Dr. Leonard Saltz, chief of gastrointestinal oncology at Memorial Sloan Kettering Cancer Center, reported on CBS’s “60 Minutes” that cancer drugs are “priced at well over $100,000 a year. … And remember that many of these drugs, most of them, don’t replace everything else. They get added to it. And if you figure one drug costs $120,000 and the next drug’s not going to cost less, you’re at a quarter-million dollars in drug costs just to get started.”

A 1998 Georgetown University Center for Clinical Bioethics study found a strong link between cost-cutting pressures on physicians and their willingness to write lethal prescriptions for terminally ill patients. The study urged “a sobering degree of caution in legalizing [assisted death] in a medical care environment that is characterized by increasing pressure on physicians to control the cost of care.”

Such instances have come to light in Oregon, including the 2008 case of Barbara Wagner, a 64-year-old woman with a highly aggressive lung cancer. The last hope by her doctors was to try a $4,000/month drug. Her insurance company, however, refused to pay for it and instead offered to cover drugs for a physician-assisted death that cost around $50.

Paul Longmore, professor of history at San Francisco State University and a disability advocate, has stated: “Given the absence of any real choice, death by assisted suicide becomes not an act of personal autonomy, but an act of desperation. It is fictional freedom; it is phony autonomy.”

Californians Against Assisted Suicide (CAAS), a coalition of conservative groups, has led the fight against the new law. CAAS wrote on its web site, “We all know that ‘choice’ is a myth in the context of our unjust health care reality. … End-of-life treatment options are already limited for millions of people—constrained by poverty, disability discrimination, and other obstacles. … Adding this so-called ‘choice’ into our dysfunctional health care system will push people into cheaper lethal options.”

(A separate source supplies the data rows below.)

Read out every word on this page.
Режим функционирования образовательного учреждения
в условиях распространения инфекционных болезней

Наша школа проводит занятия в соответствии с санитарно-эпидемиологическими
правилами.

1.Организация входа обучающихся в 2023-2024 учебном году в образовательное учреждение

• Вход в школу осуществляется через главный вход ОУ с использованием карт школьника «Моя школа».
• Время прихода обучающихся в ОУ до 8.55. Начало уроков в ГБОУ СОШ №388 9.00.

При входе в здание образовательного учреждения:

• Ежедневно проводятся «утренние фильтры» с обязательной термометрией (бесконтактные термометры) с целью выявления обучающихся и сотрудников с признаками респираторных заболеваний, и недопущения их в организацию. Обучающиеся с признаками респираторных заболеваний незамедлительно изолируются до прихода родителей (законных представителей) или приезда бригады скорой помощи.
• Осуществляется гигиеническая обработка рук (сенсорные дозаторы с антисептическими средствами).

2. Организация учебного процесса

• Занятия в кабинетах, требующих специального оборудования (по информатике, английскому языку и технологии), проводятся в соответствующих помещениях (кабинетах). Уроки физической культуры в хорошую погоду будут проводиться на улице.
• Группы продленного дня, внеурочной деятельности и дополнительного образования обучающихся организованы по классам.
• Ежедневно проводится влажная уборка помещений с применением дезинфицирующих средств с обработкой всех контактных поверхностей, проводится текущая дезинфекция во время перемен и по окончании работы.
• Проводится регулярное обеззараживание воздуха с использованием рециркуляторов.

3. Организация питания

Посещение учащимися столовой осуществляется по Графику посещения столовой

While it is true that many end-of-life decisions are pushed upon families and individuals burdened with massive health care costs and pressures—such as cramped housing and elder care—CAAS argues against the CAEOLA from the right, using language that opportunistically feigns concern for the poor in an effort to cloak its religious disapproval and moral outrage. Many of the groups who make up the coalition are anti-abortion advocates. If free universal health care and endless funding for hospice were available for all, CAAS would still dispute death with dignity on moral grounds.

The new law comes on the heels of the announcement in October by the Social Security Administration that 65 million people will not see a cost-of-living adjustment in their Social Security or SSI disability checks next year. The bipartisan budget deal reached late last month between President Obama and Congressional Republicans cuts Medicare reimbursements to hospitals and other health care providers by another 2 percent across-the-board, increasing the likelihood that providers will refuse to accept Medicare patients, thus shrinking the availability of critical services.

The cost-cutting potential of CAELOA is completely in line with the Affordable Care Act, which has seen out-of-pocket costs for enrollees climb 74 percent since 2013, while punishing and fining those who cannot afford insurance. It is also in line with the Medicare Access and CHIP Reauthorization Act of 2015, passed in April, establishing a new payment system in which doctors will be financially rewarded for cutting Medicare costs and punished for the volume and frequency of the health care services they provide.

The increased cost of health care, the dismantling of employer-sponsored health care, cost-cutting and increases in Medicare and denial of cost-of-living adjustments, no doubt have the potential to push some poor people to opt for aid-in-dying medication.

From every direction, the unions, insurance companies, the Obama administration, corporations and Wall Street send the message to seniors and pensioners that they are living too long and the drugs and procedures that may extend their lives by months or years are not worth the cost.

A socialist program advocates the right of individuals to choose the time and method of their own passing. It also fights for an end to medicine-for-profit and the establishment of free, high-quality state-run health care for all.